Мак-Грегор бросил взгляд на папку, сказал:

— Не думаю, чтобы я мог обсуждать вопрос с кем-нибудь, кроме мосье Кюмона.

— Уверяю вас, — сказал француз, — что я вполне компетентен и в курсе вашего дела, связанного с Курдистаном. Оно все здесь, — постучал Форэ по папке, и Мак-Грегор подумал, что в вопросе постукивания пальцами господин Форэ, бесспорно, компетентен.

— Дело весьма сложное. Обсудить его я могу лишь с самим мосье Кюмоном, — сказал Мак-Грегор. Он тотчас разгадал эту канцелярскую уловку. Он вспомнил, как двадцать три года назад наставлял его лорд Эссекс: «Если какой-либо дурак из министерства захочет умалить ваше значение, переадресовав вас подчиненному, то не обсуждайте дела — тут же откланивайтесь».

— Это неосуществимо теперь, — сказал Форэ.

Мак-Грегор встал.

— В таком случае говорить больше не о чем.

Форэ раскрыл папку, чтобы удержать Мак-Грегора.

— Мне поручено… — начал Форэ.

Но Мак-Грегор прервал его:

— Нет. Au revoir, мосье Форэ.

— Минуточку. — Встав из-за своего стола, Форэ поспешил к Мак-Грегору. — К сожалению, мосье Кюмона нет сейчас. Я собирался информировать вас, собственно, о том, что он, возможно, и вовсе не сможет увидеться с вами.

— Я был бы крайне огорчен подобной информацией, — взвешивая слова, отвечал Мак-Грегор. — Вот все, что я могу сказать.

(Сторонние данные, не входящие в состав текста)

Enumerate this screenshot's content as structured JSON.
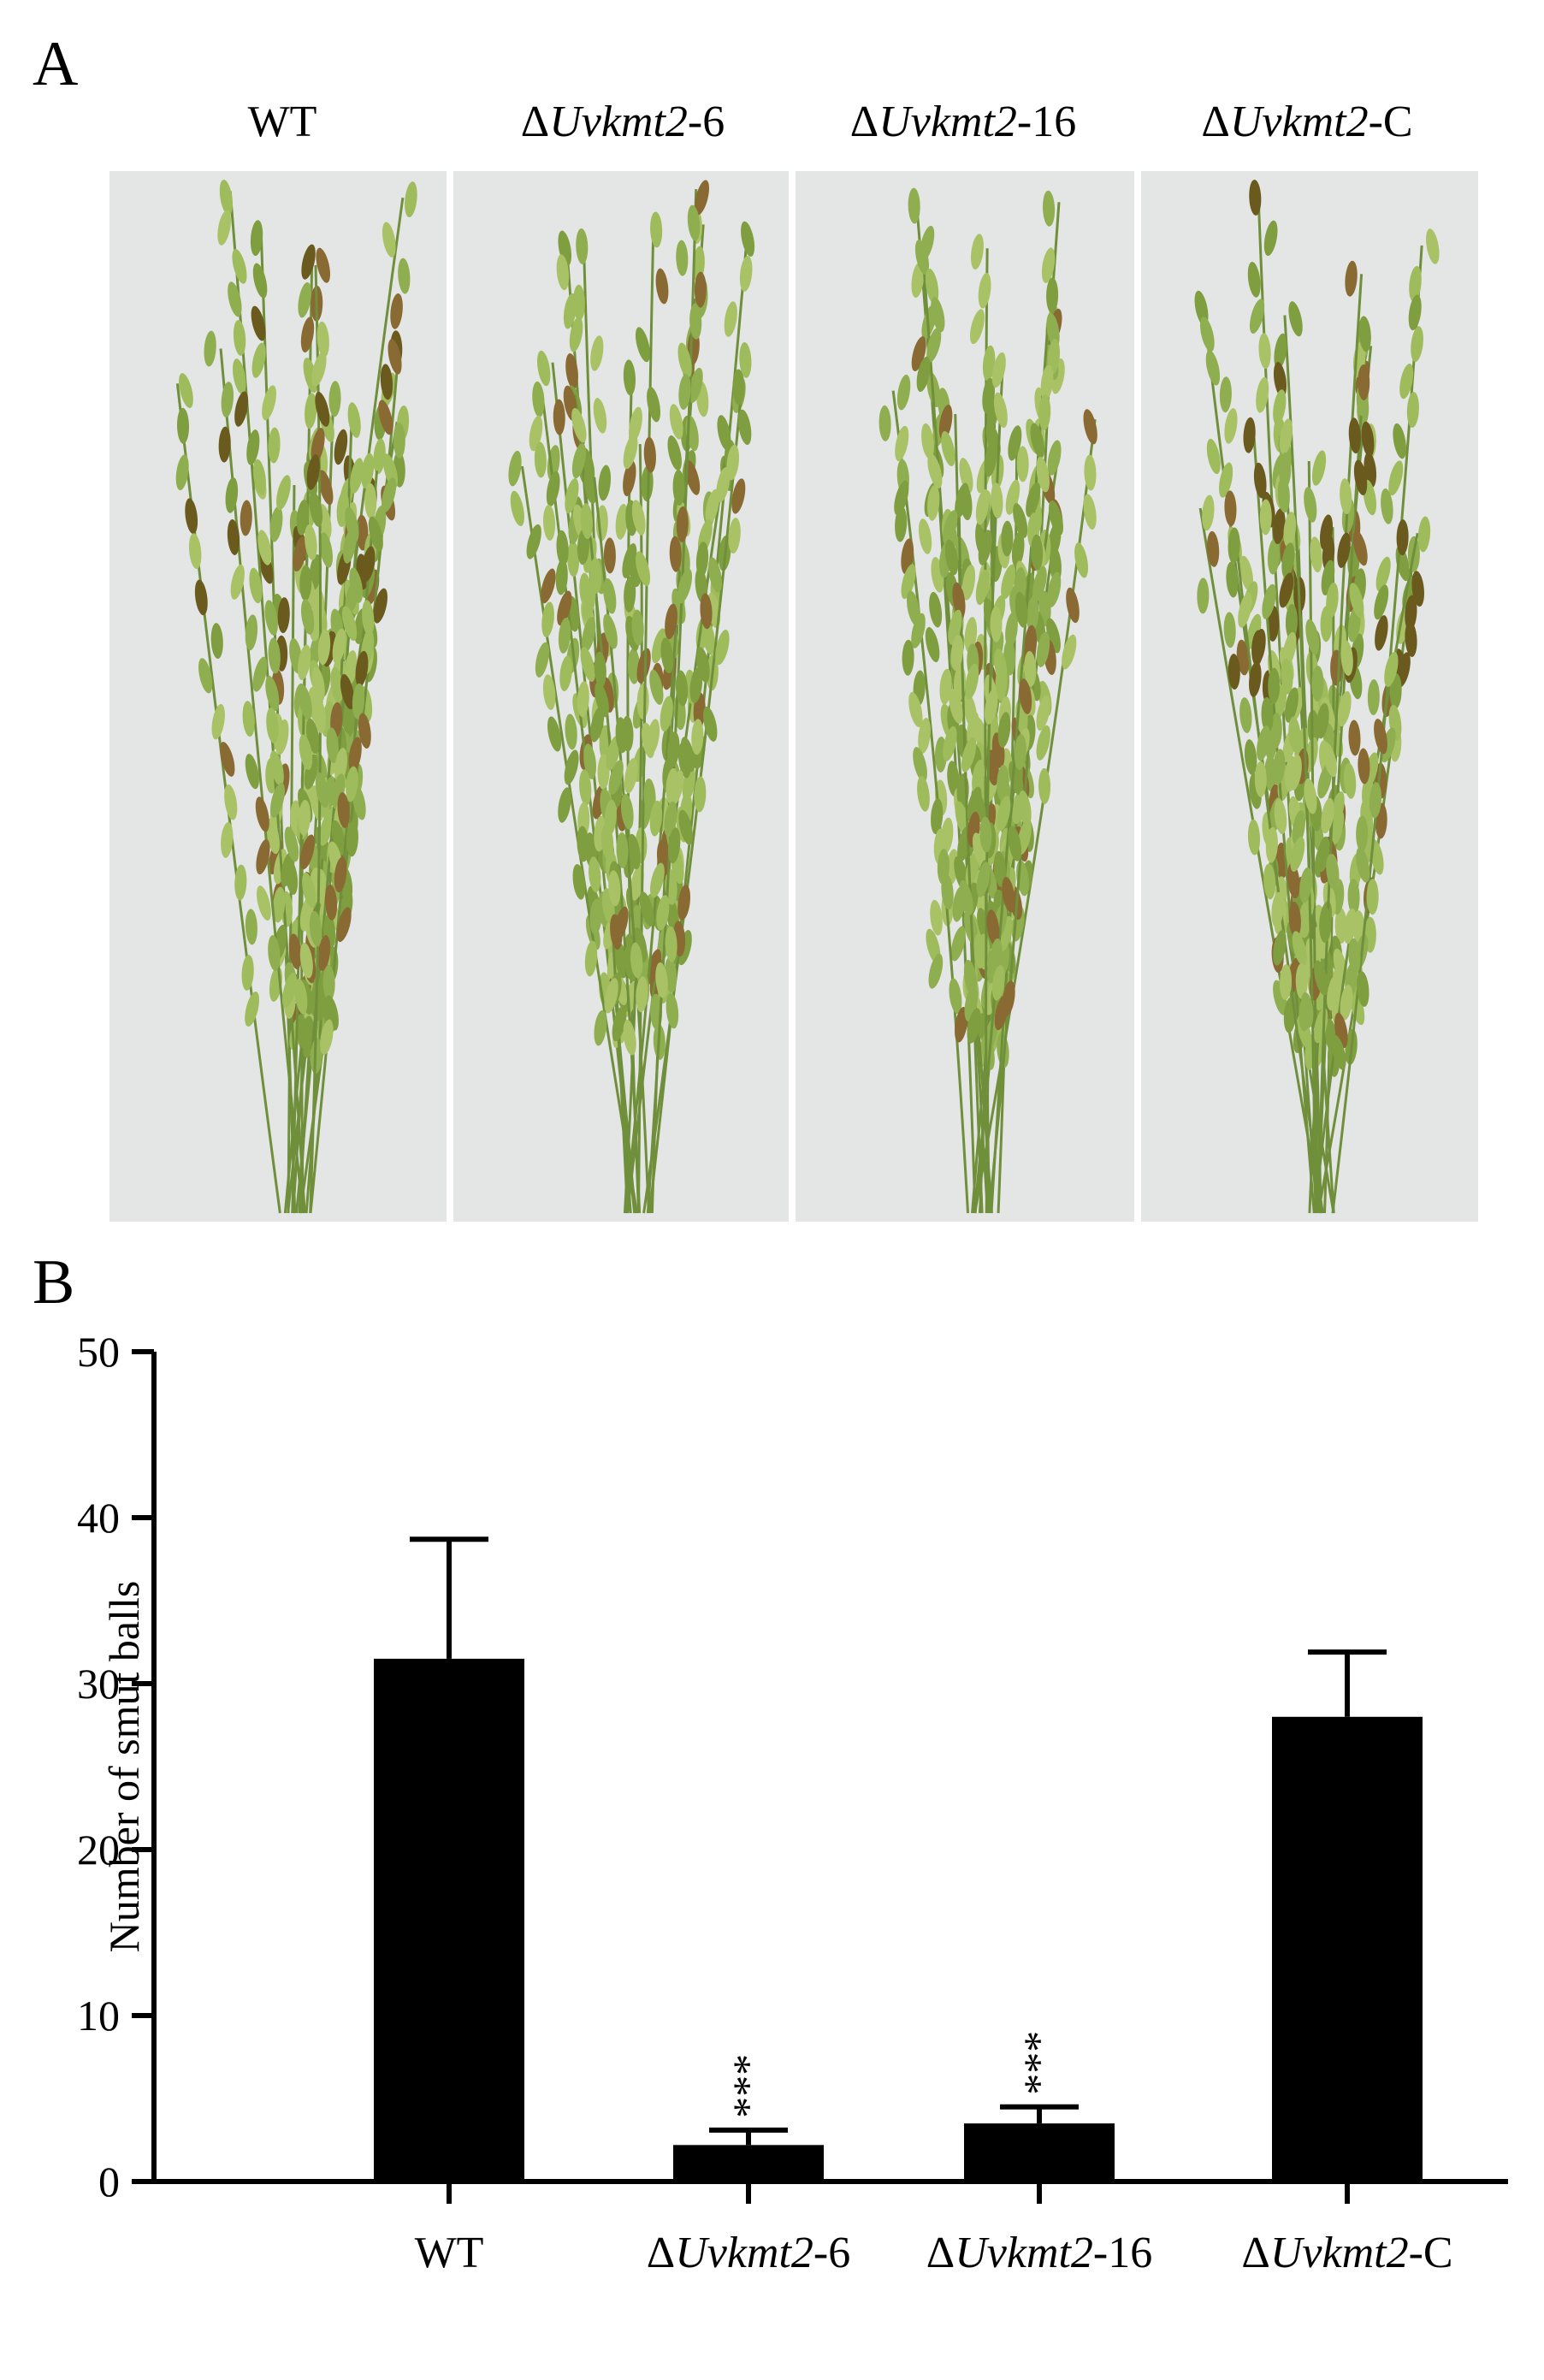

— Но минуточку, — не отставал Форэ. — Вы ведь понимаете, мосье Мак-Грегор, что в настоящий момент во Франции все, так сказать, набекрень.

— Понимаю.

— Всех нас теперь обременяют другие трудные проблемы.

Через несколько дней, когда эта сумятица придет к своему разрешению…

— Тогда, возможно, будет уже поздно, — возразил Мак-Грегор. — Мосье Кюмон сам указал предельный срок. Конец месяца.

— Да, я знаю. — Форэ помялся. — Я посмотрю завтра, что можно сделать. Но ничего не обещаю.

Мак-Грегор поблагодарил, обменялся с Форэ рукопожатием и быстро вышел, чувствуя, что еще минута — и прорвется из-под любезных фраз досада, а обнаруживать свою досаду было бы ошибкой.

Но на улице досада овладела им вполне — было ясно, что Франции теперь не до курдской проблемы, слишком занята страна своими собственными проблемами. Это явствовало из лозунгов вокруг. Transparence, opacite, etouffement (ясность, туманность, подавление (франц.)) — мелькали слова из лексикона свободы. Минуя Сольферино, он увидел, как студент с вещевым мешком, полным аэрозольных баллончиков с краской, дописывает на стене станции метро: «Un seul privilege — celui du travail. Une seule aristocratie — celle de l'intelligence et du courage» (Единственная привилегия — привилегия трудиться. Единственная аристократия — аристократия ума и отваги (франц.)). Распыляемая краска кончилась, парень достал из мешка новый баллончик, но тут на него накинулся испитого вида старичок с пластиковой сумкой в руках. На ногах у старичка были холщовые домашние туфли, брюки пузырились на коленках. Старичок стал вырывать у студента краску, сердито крича: «Иезуит!» Студент продолжал писать. Старик хотел размазать лозунг руками, но краска уже высохла.

— Это скандал! — выкрикивал он, отталкивая студента. — Зверинец настоящий!

Явно опасаясь ушибить старика, парень подхватил свой мешок и ушел, бросив весело через плечо:

— Не сердись, старина. Для тебя же это все делается. Не понимаешь ты.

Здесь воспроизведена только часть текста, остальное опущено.